Ce que je retiens le plus de ce roman c'est l'incroyable capacité de Tatiana de Rosnay de restituer les émotions que ressent son personnage principal. On pourrait presque sentir les odeurs de ses souvenirs de vacances. Au point tel que je me dis immédiatement que la nostalgie est forcément vrai et sincère. Est ce que ce sont des souvenirs personnels qu'elle partage avec nous? En tout cas cela m'a souvent renvoyé à mes propres souvenirs de vacances... Je me suis donc souvent perdue dans mes pensées...Les souvenirs d'Antoine ont une force incroyable et puis ce qu'il traverse au fil des pages nous font l'aimer malgré ses faiblesses.
Sans trop dévoiler de l'histoire, on fait ici face aux secrets de famille et des non dits, aux relations entre parents et enfants, aux surprises bonnes ou mauvaises que la vie nous réserve. Aux choix que l'on doit faire et l'importance de se dire les choses.

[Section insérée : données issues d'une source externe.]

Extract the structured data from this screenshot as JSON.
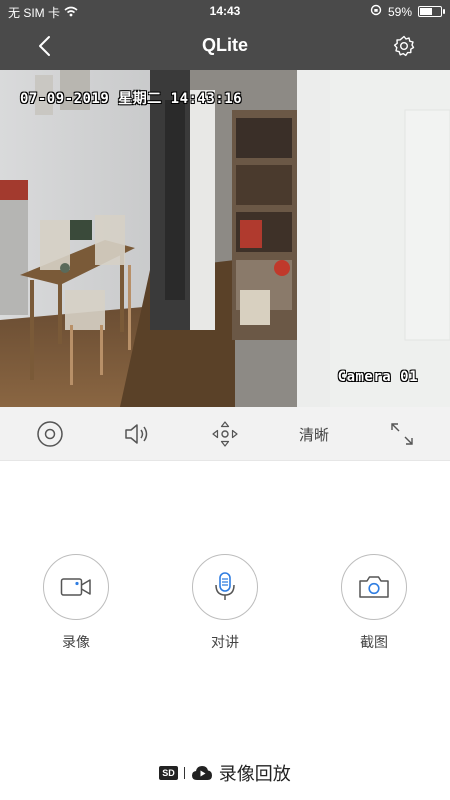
{
  "status_bar": {
    "carrier": "无 SIM 卡",
    "time": "14:43",
    "battery_percent": "59%",
    "battery_level": 0.59
  },
  "nav": {
    "title": "QLite",
    "back_icon": "chevron-left-icon",
    "settings_icon": "gear-icon"
  },
  "video": {
    "timestamp": "07-09-2019 星期二 14:43:16",
    "camera_label": "Camera 01"
  },
  "controls": {
    "record_stop_icon": "record-circle-icon",
    "volume_icon": "speaker-icon",
    "ptz_icon": "direction-pad-icon",
    "quality_label": "清晰",
    "fullscreen_icon": "expand-icon"
  },
  "actions": [
    {
      "icon": "video-camera-icon",
      "label": "录像"
    },
    {
      "icon": "microphone-icon",
      "label": "对讲"
    },
    {
      "icon": "camera-icon",
      "label": "截图"
    }
  ],
  "playback": {
    "badge": "SD",
    "label": "录像回放",
    "icon": "cloud-play-icon"
  },
  "colors": {
    "header_bg": "#4a4a4a",
    "control_bar_bg": "#f2f2f2",
    "accent_blue": "#2f7de1"
  }
}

Les personnages qui entourent Antoine sont remarquables. A commencer par Angèle (tel un ange) thanatopracteuse qui prend soin des morts. Belle, sensuelle, spontanée. Je suis bouleversée par ses explications et me font comprendre un peu plus ce métier. Son histoire est vraiment émouvante.
Les liens d'Antoine avec ses enfants sont aussi bouleversants. Entre maladresses et non-dits, mais la présence et la constance d'Antoine le rendent touchant et délicat... Oui, oui je l'ai déjà dit, mais je suis sous le charme...
Antoine se bat pour sa vie, au sens propre comme au figuré, ceux qui l'entoure et ce que sa vie doit et va devenir. Finalement au pied du mur, très loin de sa routine habituelle, une fois qu'il a tout perdu, il remonte doucement à la vie. Il répond à des questions, fait des choix, va de l'avant et se découvre finalement lui même..
Et puis ce que j'aime chez Tatiana de Rosnay c'est qu'elle fait parfaitement le tour de l'histoire, que tout est complet que ce que l'on souhaite savoir arrive toujours quelques pages plus loin. Elle amène doucement l'intrigue mais n'oublie rien. Et puis le rythme est doux mais haletant, les faits s'enchainent, ils sont tantôt doux, tantôt originaux, durs ou insolites. Je n'oublie pas non plus la justesse des mots qui provoque parfois des sourires mais aussi parfois des larmes (Pauline).
Les métaphores sont toujours subtiles, le métier d'Antoine, architecte que l'on peut comparer à la construction de ce qu'il est. Celui d'Angèle qui rencontre Antoine au moment où il est comme mort de l'intérieur, les liens avec ses enfants et son père...C'est tout le problème de ce livre on veut donner envie de le lire et en même temps il ne faut pas trop en dévoiler pour en garder sa saveur. Je vais donc m'arrêter là et juste dire que lire "Boomerang" c'est alterner suspens, comédie, drame et émotions à multiple niveau.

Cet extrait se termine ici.